Apesar da decisão sobre a inconstitucionalidade da tese do marco temporal e da decisão pela inconstitucionalidade parcial da lei do genocídio indígena, ela continua em vigor, sendo aplicada por tribunais em diversas regiões do Brasil, para retroceder demarcações e delimitações feitas durante o governo Lula.
É o caso da TI Aldeia Velha, na Bahia, demarcada e já registrada em cartório, que corre o risco de sofrer despejo em dois terços do território. Afeta a TI Manoki, no Mato Grosso, que teve a demarcação corrigida, após ser constatado erro grave do Estado na demarcação anterior. Além das TIs Toldo Imbu e Morro dos Cavalos, em Santa Catarina, que correm o risco de ter a demarcação simplesmente anulada.
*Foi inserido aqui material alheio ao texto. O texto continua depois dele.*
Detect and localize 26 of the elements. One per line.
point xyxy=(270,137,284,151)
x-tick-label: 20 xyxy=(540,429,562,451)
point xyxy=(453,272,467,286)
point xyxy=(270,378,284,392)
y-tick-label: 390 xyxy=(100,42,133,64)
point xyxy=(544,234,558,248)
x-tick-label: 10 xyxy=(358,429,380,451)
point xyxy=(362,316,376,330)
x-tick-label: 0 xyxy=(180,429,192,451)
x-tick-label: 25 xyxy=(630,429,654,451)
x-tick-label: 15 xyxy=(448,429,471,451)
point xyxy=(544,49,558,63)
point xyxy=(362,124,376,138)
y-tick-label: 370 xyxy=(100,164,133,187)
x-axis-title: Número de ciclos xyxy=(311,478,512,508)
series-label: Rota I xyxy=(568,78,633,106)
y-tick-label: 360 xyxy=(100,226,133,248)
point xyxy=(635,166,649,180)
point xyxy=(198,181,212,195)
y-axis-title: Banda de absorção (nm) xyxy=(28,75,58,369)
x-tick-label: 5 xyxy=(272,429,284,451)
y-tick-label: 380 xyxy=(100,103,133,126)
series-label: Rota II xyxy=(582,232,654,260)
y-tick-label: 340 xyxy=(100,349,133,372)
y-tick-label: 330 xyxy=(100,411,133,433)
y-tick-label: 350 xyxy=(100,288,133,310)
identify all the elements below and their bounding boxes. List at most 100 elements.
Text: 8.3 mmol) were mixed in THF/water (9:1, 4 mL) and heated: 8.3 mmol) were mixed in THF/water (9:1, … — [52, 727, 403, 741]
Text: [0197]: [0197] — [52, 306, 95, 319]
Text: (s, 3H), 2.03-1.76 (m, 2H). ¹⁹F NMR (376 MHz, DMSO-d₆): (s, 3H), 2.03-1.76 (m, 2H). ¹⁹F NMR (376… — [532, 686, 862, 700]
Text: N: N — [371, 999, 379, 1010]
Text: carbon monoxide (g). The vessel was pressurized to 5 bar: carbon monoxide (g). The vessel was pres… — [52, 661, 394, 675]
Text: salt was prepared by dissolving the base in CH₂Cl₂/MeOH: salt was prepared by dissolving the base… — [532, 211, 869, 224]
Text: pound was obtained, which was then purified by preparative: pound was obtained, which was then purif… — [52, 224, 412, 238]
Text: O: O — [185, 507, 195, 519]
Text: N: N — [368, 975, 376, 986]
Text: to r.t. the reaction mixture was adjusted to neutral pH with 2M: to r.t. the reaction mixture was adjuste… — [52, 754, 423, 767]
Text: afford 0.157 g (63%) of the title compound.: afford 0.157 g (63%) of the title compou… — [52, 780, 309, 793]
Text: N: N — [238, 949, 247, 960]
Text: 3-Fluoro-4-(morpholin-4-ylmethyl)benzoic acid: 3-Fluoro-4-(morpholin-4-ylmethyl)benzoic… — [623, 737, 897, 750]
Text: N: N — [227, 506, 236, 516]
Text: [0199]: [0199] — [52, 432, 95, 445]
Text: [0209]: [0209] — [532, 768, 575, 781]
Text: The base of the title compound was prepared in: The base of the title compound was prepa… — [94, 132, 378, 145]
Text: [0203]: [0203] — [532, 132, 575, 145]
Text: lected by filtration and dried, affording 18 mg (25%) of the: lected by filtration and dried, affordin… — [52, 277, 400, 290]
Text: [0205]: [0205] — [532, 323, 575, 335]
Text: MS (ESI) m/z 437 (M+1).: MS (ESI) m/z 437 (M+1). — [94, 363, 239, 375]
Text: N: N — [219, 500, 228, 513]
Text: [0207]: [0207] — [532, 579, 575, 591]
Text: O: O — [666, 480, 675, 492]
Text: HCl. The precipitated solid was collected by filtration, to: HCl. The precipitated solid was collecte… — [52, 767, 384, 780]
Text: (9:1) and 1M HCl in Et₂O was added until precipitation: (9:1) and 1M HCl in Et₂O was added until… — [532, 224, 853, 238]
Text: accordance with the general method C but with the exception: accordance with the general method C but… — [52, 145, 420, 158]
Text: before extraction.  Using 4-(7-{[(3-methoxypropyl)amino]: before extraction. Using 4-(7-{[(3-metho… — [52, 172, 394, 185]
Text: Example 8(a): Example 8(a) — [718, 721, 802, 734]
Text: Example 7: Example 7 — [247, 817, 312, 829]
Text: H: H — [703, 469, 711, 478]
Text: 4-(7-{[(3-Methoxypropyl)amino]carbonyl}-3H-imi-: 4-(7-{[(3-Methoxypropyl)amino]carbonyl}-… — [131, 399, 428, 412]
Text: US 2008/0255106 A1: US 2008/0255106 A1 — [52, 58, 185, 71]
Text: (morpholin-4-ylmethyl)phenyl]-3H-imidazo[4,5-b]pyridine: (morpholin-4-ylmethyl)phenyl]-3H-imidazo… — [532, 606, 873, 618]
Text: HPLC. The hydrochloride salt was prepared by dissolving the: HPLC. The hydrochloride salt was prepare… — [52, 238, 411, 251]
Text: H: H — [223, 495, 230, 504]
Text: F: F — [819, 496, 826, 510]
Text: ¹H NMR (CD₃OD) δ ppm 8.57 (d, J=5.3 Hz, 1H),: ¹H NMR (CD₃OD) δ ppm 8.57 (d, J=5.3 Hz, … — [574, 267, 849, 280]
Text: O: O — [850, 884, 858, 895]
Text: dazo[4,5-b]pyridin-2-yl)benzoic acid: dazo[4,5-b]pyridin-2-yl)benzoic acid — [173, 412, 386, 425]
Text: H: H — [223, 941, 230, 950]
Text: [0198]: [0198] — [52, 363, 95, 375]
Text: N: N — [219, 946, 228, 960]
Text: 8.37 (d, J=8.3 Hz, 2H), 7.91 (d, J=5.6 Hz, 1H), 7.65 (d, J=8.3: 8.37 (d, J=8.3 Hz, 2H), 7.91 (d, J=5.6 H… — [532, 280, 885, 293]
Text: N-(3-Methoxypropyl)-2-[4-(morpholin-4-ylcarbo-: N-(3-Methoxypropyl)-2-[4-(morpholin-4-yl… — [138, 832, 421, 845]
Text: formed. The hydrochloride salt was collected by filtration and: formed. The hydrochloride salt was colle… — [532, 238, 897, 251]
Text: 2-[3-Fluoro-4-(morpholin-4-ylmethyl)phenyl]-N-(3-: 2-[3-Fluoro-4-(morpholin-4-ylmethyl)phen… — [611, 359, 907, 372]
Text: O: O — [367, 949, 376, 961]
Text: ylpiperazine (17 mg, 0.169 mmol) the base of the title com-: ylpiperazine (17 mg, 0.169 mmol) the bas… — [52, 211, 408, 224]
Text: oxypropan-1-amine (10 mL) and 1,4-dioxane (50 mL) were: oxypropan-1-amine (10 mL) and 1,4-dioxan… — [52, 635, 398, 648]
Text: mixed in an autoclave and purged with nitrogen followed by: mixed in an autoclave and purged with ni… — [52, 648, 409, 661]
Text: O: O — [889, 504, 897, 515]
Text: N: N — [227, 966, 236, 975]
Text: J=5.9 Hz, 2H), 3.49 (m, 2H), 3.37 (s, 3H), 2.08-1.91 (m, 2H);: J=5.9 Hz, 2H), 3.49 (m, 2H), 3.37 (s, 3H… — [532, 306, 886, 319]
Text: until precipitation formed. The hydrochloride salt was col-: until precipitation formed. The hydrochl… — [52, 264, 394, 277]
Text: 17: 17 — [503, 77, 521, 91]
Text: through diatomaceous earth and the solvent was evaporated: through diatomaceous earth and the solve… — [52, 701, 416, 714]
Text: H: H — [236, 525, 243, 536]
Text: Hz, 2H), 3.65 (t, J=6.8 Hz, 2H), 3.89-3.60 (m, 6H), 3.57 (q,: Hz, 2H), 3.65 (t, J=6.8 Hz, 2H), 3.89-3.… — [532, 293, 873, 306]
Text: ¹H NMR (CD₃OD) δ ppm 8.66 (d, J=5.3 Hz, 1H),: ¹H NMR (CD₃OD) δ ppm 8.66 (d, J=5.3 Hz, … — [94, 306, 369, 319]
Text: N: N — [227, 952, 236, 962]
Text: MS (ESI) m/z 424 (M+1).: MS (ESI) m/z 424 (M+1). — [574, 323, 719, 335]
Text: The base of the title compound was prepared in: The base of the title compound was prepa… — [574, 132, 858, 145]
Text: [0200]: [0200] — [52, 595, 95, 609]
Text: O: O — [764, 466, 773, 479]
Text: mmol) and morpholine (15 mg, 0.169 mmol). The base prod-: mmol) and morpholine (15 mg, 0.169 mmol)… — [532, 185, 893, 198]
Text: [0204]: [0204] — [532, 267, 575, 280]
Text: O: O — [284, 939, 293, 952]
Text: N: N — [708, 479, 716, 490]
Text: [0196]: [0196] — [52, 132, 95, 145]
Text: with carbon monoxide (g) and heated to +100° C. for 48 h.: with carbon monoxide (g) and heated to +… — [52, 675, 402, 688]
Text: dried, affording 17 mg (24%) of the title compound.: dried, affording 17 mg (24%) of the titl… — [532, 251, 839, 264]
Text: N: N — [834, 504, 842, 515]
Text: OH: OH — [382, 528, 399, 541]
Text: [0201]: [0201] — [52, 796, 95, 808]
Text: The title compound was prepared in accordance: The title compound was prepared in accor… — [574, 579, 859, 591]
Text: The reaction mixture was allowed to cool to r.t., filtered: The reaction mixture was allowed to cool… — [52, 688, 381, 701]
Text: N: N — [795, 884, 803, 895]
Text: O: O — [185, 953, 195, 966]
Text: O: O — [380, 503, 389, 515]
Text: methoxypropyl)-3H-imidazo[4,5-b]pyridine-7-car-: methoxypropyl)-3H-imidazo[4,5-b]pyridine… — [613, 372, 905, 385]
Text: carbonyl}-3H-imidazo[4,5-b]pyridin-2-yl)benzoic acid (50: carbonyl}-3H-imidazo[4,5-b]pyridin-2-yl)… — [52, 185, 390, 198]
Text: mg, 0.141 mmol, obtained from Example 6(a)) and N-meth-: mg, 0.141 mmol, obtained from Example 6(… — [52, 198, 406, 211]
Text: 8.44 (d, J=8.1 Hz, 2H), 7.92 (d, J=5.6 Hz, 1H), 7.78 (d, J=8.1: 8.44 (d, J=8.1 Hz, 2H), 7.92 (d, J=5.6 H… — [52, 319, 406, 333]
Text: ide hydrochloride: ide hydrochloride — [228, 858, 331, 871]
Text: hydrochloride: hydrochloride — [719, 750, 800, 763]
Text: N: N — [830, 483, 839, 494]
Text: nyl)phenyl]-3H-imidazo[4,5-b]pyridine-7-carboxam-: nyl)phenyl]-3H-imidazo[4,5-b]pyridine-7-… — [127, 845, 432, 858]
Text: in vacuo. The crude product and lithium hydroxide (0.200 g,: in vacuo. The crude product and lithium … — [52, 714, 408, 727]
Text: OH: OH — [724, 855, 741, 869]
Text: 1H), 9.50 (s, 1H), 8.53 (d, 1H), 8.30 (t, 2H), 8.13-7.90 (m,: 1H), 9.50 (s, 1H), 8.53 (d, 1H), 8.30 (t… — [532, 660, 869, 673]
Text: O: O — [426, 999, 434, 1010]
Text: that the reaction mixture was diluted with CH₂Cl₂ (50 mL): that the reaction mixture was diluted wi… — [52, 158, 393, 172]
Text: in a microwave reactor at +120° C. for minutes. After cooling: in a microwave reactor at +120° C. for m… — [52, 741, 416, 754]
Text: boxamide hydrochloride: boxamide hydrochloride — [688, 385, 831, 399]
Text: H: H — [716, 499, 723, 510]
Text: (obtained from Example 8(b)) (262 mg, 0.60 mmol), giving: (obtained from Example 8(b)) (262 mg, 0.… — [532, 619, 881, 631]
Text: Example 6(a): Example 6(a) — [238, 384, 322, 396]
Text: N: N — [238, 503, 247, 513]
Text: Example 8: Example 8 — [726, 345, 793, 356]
Os artigos permitem substituir territórios tradicionais por outras áreas, a equiparação de retomadas indígenas a invasões comuns e a adoção de critérios como o marco temporal ou listas cronológicas para demarcação.
Isso agrava disputas fundiárias e aumenta a violência contra povos indígenas, permitindo interpretações divergentes sobre demarcação, indenização, retomadas e uso de “terras alternativas”.
O STF precisa garantir que estes artigos não impeçam a efetivação das demarcações.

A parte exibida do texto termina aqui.